Hace ya muchos años –tantos que tal vez no debería decirlo –se instalaba en la avenida Alfonso Ugarte, casi frente al Partido Aprista, un circo raído y olvidado ya. La marquesina de luces incompletas anunciaba: "Magicirco". Mi mamá nos llevaba a mi hermana y a mí gracias a que ella podía sacar entradas con descuento por medio del Ministerio de Transportes, donde trabajaba. Llegado julio, sabíamos que iríamos a ver a los leones desteñidos y payasos desmelenados del Magicirco una vez más. Sin embargo, para mí era una oportunidad más de ver al mago más fantástico que había visto, hasta antes de David Coppefield y Cris Angel. Y sin tanta fanfarria.
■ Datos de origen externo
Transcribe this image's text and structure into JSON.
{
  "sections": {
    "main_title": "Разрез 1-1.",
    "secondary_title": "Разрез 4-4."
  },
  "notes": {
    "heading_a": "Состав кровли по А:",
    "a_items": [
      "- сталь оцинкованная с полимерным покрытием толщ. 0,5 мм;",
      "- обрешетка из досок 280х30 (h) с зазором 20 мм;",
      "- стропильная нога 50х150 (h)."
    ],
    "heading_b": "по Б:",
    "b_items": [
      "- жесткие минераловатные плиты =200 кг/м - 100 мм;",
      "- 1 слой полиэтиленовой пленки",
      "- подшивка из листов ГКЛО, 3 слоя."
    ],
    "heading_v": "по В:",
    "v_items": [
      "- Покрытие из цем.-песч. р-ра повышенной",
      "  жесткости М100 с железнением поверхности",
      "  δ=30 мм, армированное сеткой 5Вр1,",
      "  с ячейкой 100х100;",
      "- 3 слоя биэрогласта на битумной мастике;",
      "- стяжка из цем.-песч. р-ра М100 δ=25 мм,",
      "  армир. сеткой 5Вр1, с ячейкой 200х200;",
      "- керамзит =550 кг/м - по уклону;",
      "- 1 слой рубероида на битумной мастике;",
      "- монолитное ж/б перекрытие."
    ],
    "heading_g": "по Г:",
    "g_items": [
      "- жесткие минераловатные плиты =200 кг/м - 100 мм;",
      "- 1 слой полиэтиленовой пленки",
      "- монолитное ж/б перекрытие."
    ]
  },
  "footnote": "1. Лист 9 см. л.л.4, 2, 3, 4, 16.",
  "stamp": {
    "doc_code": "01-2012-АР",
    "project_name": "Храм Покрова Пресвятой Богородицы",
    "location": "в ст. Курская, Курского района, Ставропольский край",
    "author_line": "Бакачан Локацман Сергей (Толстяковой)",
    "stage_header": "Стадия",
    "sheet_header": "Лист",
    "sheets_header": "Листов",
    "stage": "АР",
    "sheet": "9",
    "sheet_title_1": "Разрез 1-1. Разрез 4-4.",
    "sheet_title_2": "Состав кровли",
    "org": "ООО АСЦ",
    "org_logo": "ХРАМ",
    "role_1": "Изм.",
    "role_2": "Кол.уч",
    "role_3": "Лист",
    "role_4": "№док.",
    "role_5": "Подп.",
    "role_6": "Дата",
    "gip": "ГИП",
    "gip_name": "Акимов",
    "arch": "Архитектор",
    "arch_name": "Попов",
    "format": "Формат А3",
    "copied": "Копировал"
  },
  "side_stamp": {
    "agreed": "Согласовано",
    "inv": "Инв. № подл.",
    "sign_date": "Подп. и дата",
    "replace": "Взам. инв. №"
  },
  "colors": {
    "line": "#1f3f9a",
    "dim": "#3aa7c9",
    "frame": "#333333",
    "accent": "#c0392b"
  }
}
El nombre de este mago se me queda enredado en algún pliegue de la memoria, pero su figura desgarbada, su alargada chivita y pelo negrísimos, peinado engominado y capa de lentejuelas multicolores sale a flote cada vez que la temporada de circos empieza. Su ayudante era una rubia de mediana edad que se veía bien de lejos y que asistía al mago sin llamar la atención mucho –excepto por su traje de baño escotado y sus bien torneadas piernas. Recuerdo al mago porque hacía un truco impresionante merecedor de mejor local, antecesor por mucho de los espectaculares actos de Las Vegas y que, hasta el día de hoy, no encuentro cómo explicar.
Resulta que después de hacer aparecer y desaparecer palomas y conejos de su sombrero, un kilómetro de pañuelos de colores de sus mangas, miles de bolas de cristal de su boca y pegar la corbata que le cortó con una tijerota al voluntario ayudante del público, la partenier empujaba hasta el centro del círculo polvoriento un enorme baúl. El mago lo abría y sacaba un grueso costal, unas cadenas pesadas, unos candados enormes y otro saco de tela más grande. Luego levantaba el baúl y con señas invitaba a alguien del público a comprobar que la caja no tenía aberturas o puertas escondidas. Después de la inspección, el artista hacía una seña y dos payasos entraban corriendo llevando un toldo cuyas paredes eran cortinas. Lo colocaban sobre el baúl con las cortinas alzadas dejando ver la caja en el centro. El hechicero entonces tomaba de la mano a la rubia y la hacía entrar en el costal. Lo cerraba con una soguilla. La hacía saltar hasta entrar en el baúl. Cerraba la tapa y la aseguraba con un candado gigante al que le echaba varias vueltas con una llave oxidada. Pasaba las cadenas alrededor de la caja, por arriba y por abajo, por derecha e izquierda, por todo lado, y finalizaba la operación poniendo otro candado. No contento con eso, metía el baúl en el costal más grande y lo cerraba con otra soguilla y doble nudo. ¿Qué pretende hacer este flaco? Me preguntaba sorprendido.
El mago se encaramaba entonces sobe el revestido baúl tomando la pita de la cortina y con el redoble del tambor de la banda empezaba a bajarla con rapidez. Ni bien la tela tocaba el piso, como si fuera de hule, rebotaba y tomaba el camino de vuelta para abrirse a las ansiosas miradas del público; pero esta vez más lentamente que de bajada. De a pocos iba apareciendo la caja hasta llegar a descubrir la parte de arriba. Cuál sería la sorpresa de todos al ver que los zapatos de punta enroscada del mago habían cambiado por un par de tacos aguja, y su abombachado pantalón azul era ahora un par de buenas piernas: el mago ya no estaba parado sobre la caja. Se había ido ¿Cómo se fue? ¿Por dónde salió? ¿Y quién subía la cortina entonces? La rubia ayudante, ¡supuestamente encerrada en el baúl! El público estallaba en aplausos y hurras. La partenier entonces procedía a abrir los candados y soguillas y ¡sacaba al mago de adentro! La locura se apoderaba de todos.
Fuimos al Magicirco varios años más, yo iba sólo para ver este acto y tratar de encontrar el truco pero nunca lo logré. Tiempo más tarde el circo dejó de venir a Lima, o tal vez se desbandó y al mago se fue a otro circo o quizás se fueron a otro país –a lo mejor eran extranjeros, al fin de cuentas –la cosa es que el truco del baúl se me quedó alojado en la cabeza y revive cada año cuando se inicia la temporada circense. La pena es que ya no haya circos de verdad sino espectáculos armados con "estrellas" de televisión y cómicos de dudosa eficacia. La ilusión se ha ido de paseo a otro sitio –a las películas de Harry Potter, por ejemplo. La imaginación y el esfuerzo por ofrecer buenos espectáculos están de vacaciones.
¿Y qué sería del Magicirco? ¿Cómo se llamaba ese mago? ¿La rubia era su esposa?